Per raggiungere questa pace “di Cristo”, il Santo Padre ha promesso il suo personale impegno, oltre che quello della Chiesa intera: “Perché questa pace si diffonda, – ha detto – io impiegherò ogni sforzo. La Santa Sede è a disposizione perché i nemici si incontrino e si guardino negli occhi, perché ai popoli sia restituita una speranza e sia ridata la dignità che meritano, la dignità della pace. I popoli vogliono la pace e io, col cuore in mano, dico ai responsabili dei popoli: incontriamoci, dialoghiamo, negoziamo! La guerra non è mai inevitabile, le armi possono e devono tacere, perché non risolvono i problemi ma li aumentano; perché passerà alla storia chi seminerà pace, non chi mieterà vittime; perché gli altri non sono anzitutto nemici, ma esseri umani: non cattivi da odiare, ma persone con cui parlare”.
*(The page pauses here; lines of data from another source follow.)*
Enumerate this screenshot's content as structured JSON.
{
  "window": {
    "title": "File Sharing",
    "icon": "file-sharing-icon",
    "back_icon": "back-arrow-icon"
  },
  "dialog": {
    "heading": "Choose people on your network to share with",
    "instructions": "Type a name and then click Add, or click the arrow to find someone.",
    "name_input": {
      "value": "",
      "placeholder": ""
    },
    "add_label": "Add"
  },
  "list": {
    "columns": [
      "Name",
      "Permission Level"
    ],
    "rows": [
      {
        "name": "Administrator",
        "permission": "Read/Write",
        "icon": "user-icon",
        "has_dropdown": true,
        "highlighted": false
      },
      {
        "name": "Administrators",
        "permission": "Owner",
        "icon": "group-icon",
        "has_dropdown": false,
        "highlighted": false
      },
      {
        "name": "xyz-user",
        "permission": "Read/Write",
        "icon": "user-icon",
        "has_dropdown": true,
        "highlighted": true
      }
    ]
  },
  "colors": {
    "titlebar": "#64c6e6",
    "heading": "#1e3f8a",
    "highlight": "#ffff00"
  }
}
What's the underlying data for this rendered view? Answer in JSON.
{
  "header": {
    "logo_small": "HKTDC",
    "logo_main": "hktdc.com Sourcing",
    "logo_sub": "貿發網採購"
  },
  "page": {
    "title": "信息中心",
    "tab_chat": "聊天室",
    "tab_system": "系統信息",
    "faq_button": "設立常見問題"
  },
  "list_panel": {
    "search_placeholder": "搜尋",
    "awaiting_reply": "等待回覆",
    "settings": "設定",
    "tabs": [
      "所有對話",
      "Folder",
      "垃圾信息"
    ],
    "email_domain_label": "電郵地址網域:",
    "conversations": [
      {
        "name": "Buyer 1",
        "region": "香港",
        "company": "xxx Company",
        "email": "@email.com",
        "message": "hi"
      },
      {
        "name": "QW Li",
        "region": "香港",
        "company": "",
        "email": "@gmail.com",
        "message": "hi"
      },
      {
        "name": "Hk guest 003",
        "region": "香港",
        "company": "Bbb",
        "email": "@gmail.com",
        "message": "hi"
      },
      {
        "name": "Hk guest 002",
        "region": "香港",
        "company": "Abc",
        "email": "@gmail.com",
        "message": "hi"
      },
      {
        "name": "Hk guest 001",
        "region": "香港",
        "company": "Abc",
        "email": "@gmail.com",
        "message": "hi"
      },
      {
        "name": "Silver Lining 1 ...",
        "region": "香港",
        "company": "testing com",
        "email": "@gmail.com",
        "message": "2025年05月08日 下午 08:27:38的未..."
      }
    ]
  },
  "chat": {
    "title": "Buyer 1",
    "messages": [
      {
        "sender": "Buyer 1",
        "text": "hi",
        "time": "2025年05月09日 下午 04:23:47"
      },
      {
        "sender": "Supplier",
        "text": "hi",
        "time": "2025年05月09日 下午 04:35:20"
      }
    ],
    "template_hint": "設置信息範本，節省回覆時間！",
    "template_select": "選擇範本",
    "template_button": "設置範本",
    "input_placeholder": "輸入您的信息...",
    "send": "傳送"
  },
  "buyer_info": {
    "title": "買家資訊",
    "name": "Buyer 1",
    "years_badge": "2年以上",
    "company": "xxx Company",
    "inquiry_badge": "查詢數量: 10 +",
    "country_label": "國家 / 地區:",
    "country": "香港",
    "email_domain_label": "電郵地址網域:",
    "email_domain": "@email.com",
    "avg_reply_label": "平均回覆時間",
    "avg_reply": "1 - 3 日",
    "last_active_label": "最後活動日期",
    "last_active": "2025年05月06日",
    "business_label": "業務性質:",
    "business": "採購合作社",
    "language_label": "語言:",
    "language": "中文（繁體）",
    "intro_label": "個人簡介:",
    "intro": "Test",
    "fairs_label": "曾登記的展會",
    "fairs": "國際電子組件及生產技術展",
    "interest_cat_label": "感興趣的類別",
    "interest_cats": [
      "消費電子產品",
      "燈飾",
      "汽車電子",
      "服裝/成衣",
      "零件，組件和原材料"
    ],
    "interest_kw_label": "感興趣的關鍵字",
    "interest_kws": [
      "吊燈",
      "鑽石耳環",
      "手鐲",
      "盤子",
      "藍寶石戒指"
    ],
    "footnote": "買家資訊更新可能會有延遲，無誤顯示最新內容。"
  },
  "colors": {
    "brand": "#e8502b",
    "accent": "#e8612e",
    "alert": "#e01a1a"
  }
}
Con la globalizzazione e i social media, il Papa è diventato anche una figura mediatica. Leone XIV ha scelto di mantenere attiva la presenza sui social media attraverso gli account papali su X e Instagram. Essere Papa oggi, infatti, significa molto di più che “reggere le chiavi di San Pietro”. Milioni di persone seguono le sue udienze, i suoi discorsi, i viaggi e le interviste. Pur mantenendo un’aura di sacralità, il pontefice è oggi vicino al linguaggio e alle sensibilità della gente, senza rinunciare alla profondità teologica.
Ora stiamo vivendo una nuova pagina di storia. Papa Leone XIV dovrà guidare la Chiesa in una nuova transizione storica, sostenendo il primato della persona; egli potrebbe essere l’interprete ideale per frenare l’ondata tecnocratica che rischia di travolgere persone, società, economie e istituzioni. È un bel segno di speranza, molto amato e stimato anche dai confratelli, per la sua capacità di ascolto, per il desiderio di costruire comunità, capace di unire diverse sensibilità all’interno della Chiesa. Pastore del gregge come Vicario di Cristo sulla terra, guidato dall’azione dallo Spirito Santo e sorretto dall’intercessione di Maria Santissima, possa davvero essere in grado di indicare ai potenti e alle nazioni del mondo, una via idonea per risolvere le contese internazionali. Il suo è un compito spirituale, valoriale e geopolitico, ed è un ruolo che richiede prudenza e coraggio al tempo stesso.
Che il Signore e La Madonna del Buon Consiglio, a cui il Pontefice è devoto, lo custodiscano e lo assistano nel suo ministero petrino!